O quarto grupo, que se formou no início da tramitação em torno da bandeira dos 10% do PIB e que promoveu um plebiscito sobre o tema, em que pese abraçar uma das principais bandeiras em debate, teve fraca incidência no processo de tramitação. Certamente a resistência em apresentar emendas e a dificuldade de fazer ações conjuntas com outros grupos contribuiu para este isolamento.

Além dos quatro grupos podemos afirmar também que entidades sindicais, como a CNTE e estudantis, como a UNE, tiveram também individualmente alguma incidência, especialmente nos temas afeitos às suas bases, mas seu papel foi mais relevante quando somaram esforços com articulações mais amplas. A batalha pelos 10% do PIB conseguiu unir amplos setores populares e estudantis, por exemplo.
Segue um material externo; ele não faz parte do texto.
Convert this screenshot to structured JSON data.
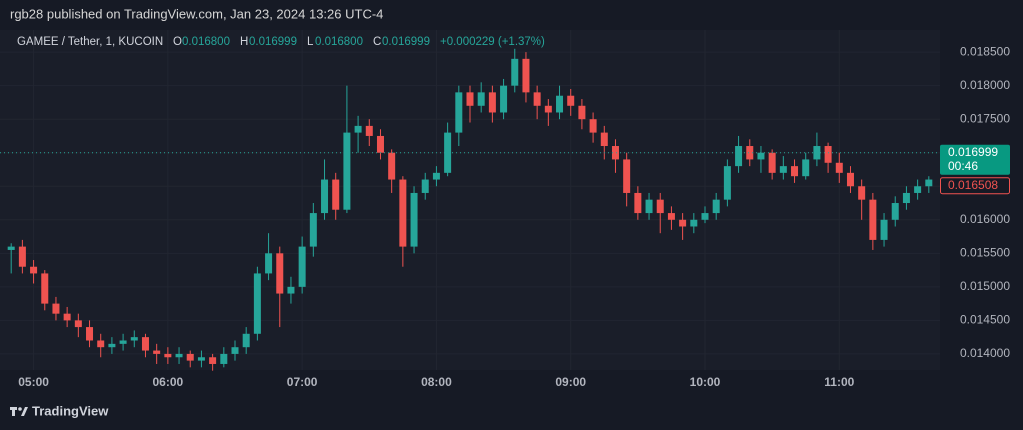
{
  "header": {
    "published": "rgb28 published on TradingView.com, Jan 23, 2024 13:26 UTC-4",
    "symbol": "GAMEE / Tether, 1, KUCOIN",
    "o_label": "O",
    "o_value": "0.016800",
    "h_label": "H",
    "h_value": "0.016999",
    "l_label": "L",
    "l_value": "0.016800",
    "c_label": "C",
    "c_value": "0.016999",
    "change": "+0.000229 (+1.37%)"
  },
  "footer": {
    "brand": "TradingView"
  },
  "chart_data": {
    "type": "candlestick",
    "up_color": "#26a69a",
    "down_color": "#ef5350",
    "x": [
      "04:50",
      "04:55",
      "05:00",
      "05:05",
      "05:10",
      "05:15",
      "05:20",
      "05:25",
      "05:30",
      "05:35",
      "05:40",
      "05:45",
      "05:50",
      "05:55",
      "06:00",
      "06:05",
      "06:10",
      "06:15",
      "06:20",
      "06:25",
      "06:30",
      "06:35",
      "06:40",
      "06:45",
      "06:50",
      "06:55",
      "07:00",
      "07:05",
      "07:10",
      "07:15",
      "07:20",
      "07:25",
      "07:30",
      "07:35",
      "07:40",
      "07:45",
      "07:50",
      "07:55",
      "08:00",
      "08:05",
      "08:10",
      "08:15",
      "08:20",
      "08:25",
      "08:30",
      "08:35",
      "08:40",
      "08:45",
      "08:50",
      "08:55",
      "09:00",
      "09:05",
      "09:10",
      "09:15",
      "09:20",
      "09:25",
      "09:30",
      "09:35",
      "09:40",
      "09:45",
      "09:50",
      "09:55",
      "10:00",
      "10:05",
      "10:10",
      "10:15",
      "10:20",
      "10:25",
      "10:30",
      "10:35",
      "10:40",
      "10:45",
      "10:50",
      "10:55",
      "11:00",
      "11:05",
      "11:10",
      "11:15",
      "11:20",
      "11:25",
      "11:30",
      "11:35",
      "11:40"
    ],
    "open": [
      0.01555,
      0.0156,
      0.0153,
      0.0152,
      0.01475,
      0.0146,
      0.0145,
      0.0144,
      0.0142,
      0.0141,
      0.01415,
      0.0142,
      0.01425,
      0.01405,
      0.014,
      0.01395,
      0.014,
      0.0139,
      0.01395,
      0.01385,
      0.014,
      0.0141,
      0.0143,
      0.0152,
      0.0155,
      0.0149,
      0.015,
      0.0156,
      0.0161,
      0.0166,
      0.01615,
      0.0173,
      0.0174,
      0.01725,
      0.017,
      0.0166,
      0.0156,
      0.0164,
      0.0166,
      0.0167,
      0.0173,
      0.0179,
      0.0177,
      0.0179,
      0.0176,
      0.018,
      0.0184,
      0.0179,
      0.0177,
      0.0176,
      0.01785,
      0.0177,
      0.0175,
      0.0173,
      0.0171,
      0.0169,
      0.0164,
      0.0161,
      0.0163,
      0.0161,
      0.016,
      0.0159,
      0.016,
      0.0161,
      0.0163,
      0.0168,
      0.0171,
      0.0169,
      0.017,
      0.0167,
      0.0168,
      0.01665,
      0.0169,
      0.0171,
      0.01685,
      0.0167,
      0.0165,
      0.0163,
      0.0157,
      0.016,
      0.01625,
      0.0164,
      0.0165
    ],
    "high": [
      0.01565,
      0.0157,
      0.0154,
      0.01525,
      0.01485,
      0.0147,
      0.0146,
      0.0145,
      0.0143,
      0.01425,
      0.0143,
      0.01435,
      0.0143,
      0.01415,
      0.0141,
      0.0141,
      0.01405,
      0.01405,
      0.014,
      0.0141,
      0.0142,
      0.0144,
      0.0153,
      0.0158,
      0.0156,
      0.01515,
      0.01575,
      0.01625,
      0.0169,
      0.0167,
      0.018,
      0.01755,
      0.0175,
      0.01735,
      0.01705,
      0.01665,
      0.0165,
      0.0167,
      0.0168,
      0.01745,
      0.018,
      0.018,
      0.01805,
      0.018,
      0.0181,
      0.01855,
      0.0185,
      0.018,
      0.0178,
      0.018,
      0.01795,
      0.0178,
      0.0176,
      0.0174,
      0.0172,
      0.017,
      0.0165,
      0.0164,
      0.0164,
      0.0162,
      0.0161,
      0.0161,
      0.0162,
      0.0164,
      0.0169,
      0.01725,
      0.0172,
      0.0171,
      0.01705,
      0.01695,
      0.0169,
      0.017,
      0.0173,
      0.01715,
      0.017,
      0.0168,
      0.0166,
      0.0164,
      0.0161,
      0.01635,
      0.0165,
      0.0166,
      0.01665
    ],
    "low": [
      0.0152,
      0.0152,
      0.01505,
      0.01465,
      0.0145,
      0.0144,
      0.01425,
      0.0141,
      0.01395,
      0.014,
      0.01405,
      0.0141,
      0.01395,
      0.01385,
      0.01385,
      0.01385,
      0.0138,
      0.0138,
      0.01375,
      0.0138,
      0.0139,
      0.014,
      0.0142,
      0.0151,
      0.0144,
      0.01475,
      0.0149,
      0.01545,
      0.016,
      0.016,
      0.0161,
      0.017,
      0.0171,
      0.0169,
      0.0164,
      0.0153,
      0.0155,
      0.0163,
      0.0165,
      0.01665,
      0.0171,
      0.01745,
      0.0176,
      0.01745,
      0.0175,
      0.0179,
      0.01775,
      0.0175,
      0.0174,
      0.0175,
      0.01755,
      0.01735,
      0.01715,
      0.0169,
      0.0167,
      0.0162,
      0.016,
      0.016,
      0.0158,
      0.01585,
      0.0157,
      0.0158,
      0.01595,
      0.016,
      0.0162,
      0.0167,
      0.0168,
      0.0167,
      0.0166,
      0.0166,
      0.01655,
      0.0166,
      0.0168,
      0.0167,
      0.01655,
      0.0164,
      0.016,
      0.01555,
      0.0156,
      0.0159,
      0.01615,
      0.0163,
      0.0164
    ],
    "close": [
      0.0156,
      0.0153,
      0.0152,
      0.01475,
      0.0146,
      0.0145,
      0.0144,
      0.0142,
      0.0141,
      0.01415,
      0.0142,
      0.01425,
      0.01405,
      0.014,
      0.01395,
      0.014,
      0.0139,
      0.01395,
      0.01385,
      0.014,
      0.0141,
      0.0143,
      0.0152,
      0.0155,
      0.0149,
      0.015,
      0.0156,
      0.0161,
      0.0166,
      0.01615,
      0.0173,
      0.0174,
      0.01725,
      0.017,
      0.0166,
      0.0156,
      0.0164,
      0.0166,
      0.0167,
      0.0173,
      0.0179,
      0.0177,
      0.0179,
      0.0176,
      0.018,
      0.0184,
      0.0179,
      0.0177,
      0.0176,
      0.01785,
      0.0177,
      0.0175,
      0.0173,
      0.0171,
      0.0169,
      0.0164,
      0.0161,
      0.0163,
      0.0161,
      0.016,
      0.0159,
      0.016,
      0.0161,
      0.0163,
      0.0168,
      0.0171,
      0.0169,
      0.017,
      0.0167,
      0.0168,
      0.01665,
      0.0169,
      0.0171,
      0.01685,
      0.0167,
      0.0165,
      0.0163,
      0.0157,
      0.016,
      0.01625,
      0.0164,
      0.0165,
      0.0166
    ],
    "xlim": [
      "04:45",
      "11:45"
    ],
    "xticks": [
      "05:00",
      "06:00",
      "07:00",
      "08:00",
      "09:00",
      "10:00",
      "11:00"
    ],
    "ylim": [
      0.01376,
      0.01883
    ],
    "yticks": [
      {
        "value": 0.014,
        "label": "0.014000"
      },
      {
        "value": 0.0145,
        "label": "0.014500"
      },
      {
        "value": 0.015,
        "label": "0.015000"
      },
      {
        "value": 0.0155,
        "label": "0.015500"
      },
      {
        "value": 0.016,
        "label": "0.016000"
      },
      {
        "value": 0.0165,
        "label": "0.016500"
      },
      {
        "value": 0.017,
        "label": "0.017000"
      },
      {
        "value": 0.0175,
        "label": "0.017500"
      },
      {
        "value": 0.018,
        "label": "0.018000"
      },
      {
        "value": 0.0185,
        "label": "0.018500"
      }
    ],
    "last_price": 0.016999,
    "countdown": "00:46",
    "marked_price": 0.016508
  }
}
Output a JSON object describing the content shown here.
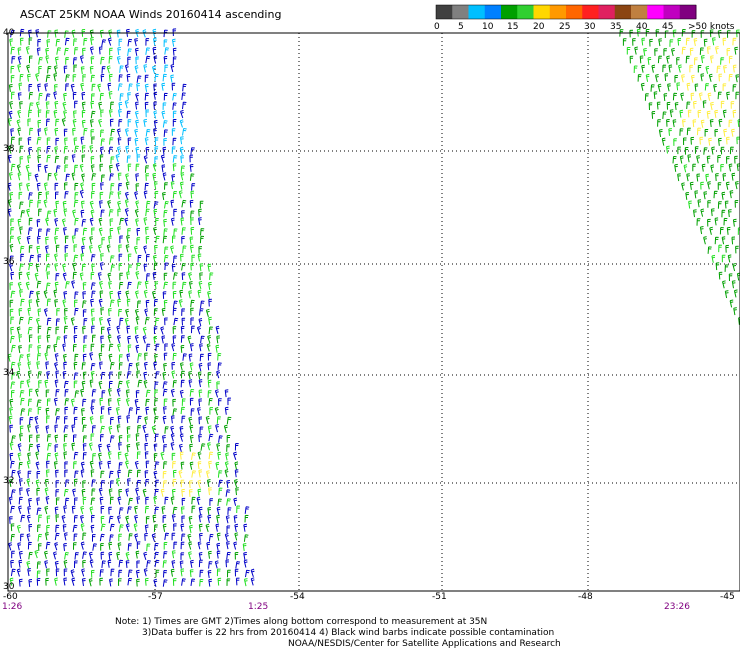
{
  "title": "ASCAT 25KM NOAA Winds 20160414 ascending",
  "color_scale": {
    "colors": [
      "#404040",
      "#808080",
      "#00bfff",
      "#0080ff",
      "#00a000",
      "#30d030",
      "#ffd700",
      "#ff9900",
      "#ff6600",
      "#ff2020",
      "#e02060",
      "#8b4513",
      "#c08040",
      "#ff00ff",
      "#c000c0",
      "#800080"
    ],
    "labels": [
      "0",
      "5",
      "10",
      "15",
      "20",
      "25",
      "30",
      "35",
      "40",
      "45",
      ">50 knots"
    ]
  },
  "lat_labels": [
    "40",
    "38",
    "36",
    "34",
    "32",
    "30"
  ],
  "lon_labels": [
    "-60",
    "-57",
    "-54",
    "-51",
    "-48",
    "-45"
  ],
  "times": [
    "1:26",
    "1:25",
    "23:26"
  ],
  "notes": [
    "Note: 1) Times are GMT 2)Times along bottom correspond to measurement at 35N",
    "3)Data buffer is 22 hrs from 20160414 4) Black wind barbs indicate possible contamination",
    "NOAA/NESDIS/Center for Satellite Applications and Research"
  ],
  "wind_colors": {
    "light_blue": "#00bfff",
    "blue": "#0000c8",
    "green": "#00a000",
    "light_green": "#20e020",
    "yellow": "#ffee40"
  }
}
Destaco que em vários momentos a representação institucional dos gestores estaduais e municipais se fez presente. A participação dos gestores municipais junto a Campanha tornou mais forte a incidência deste segmento. O CONSED ficou isolado no fogo cruzado entre governo federal e sociedade civil. Entretanto, a pauta especifica federativa poderia ter tido por parte das duas representações um peso proporcional a importância do tema.

Vale anotar que na reta final os setores fundamentalistas, que estiveram entrincheirados na Comissão de Direitos Humanos da Câmara se mobilizaram para retirar do texto qualquer referência ao debate de gênero, mas fora deste tema não tiveram incidência digna de nota.

A explicação de uma parte significativa do texto deve ser buscada na força (ou na fraqueza) da sociedade civil em influenciar os parlamentares e pressionar o governo. A força esteve presente nos momentos em que tal mobilização representou um contraponto progressista na redação contra posições conservadoras do governo ou junto com o governo batalhando contra retrocessos fundamentalistas. E a fraqueza se fez presente quando tais segmentos não conseguiram distinguir os alinhamentos políticos partidários de suas lideranças dos interesses concretos de suas bases.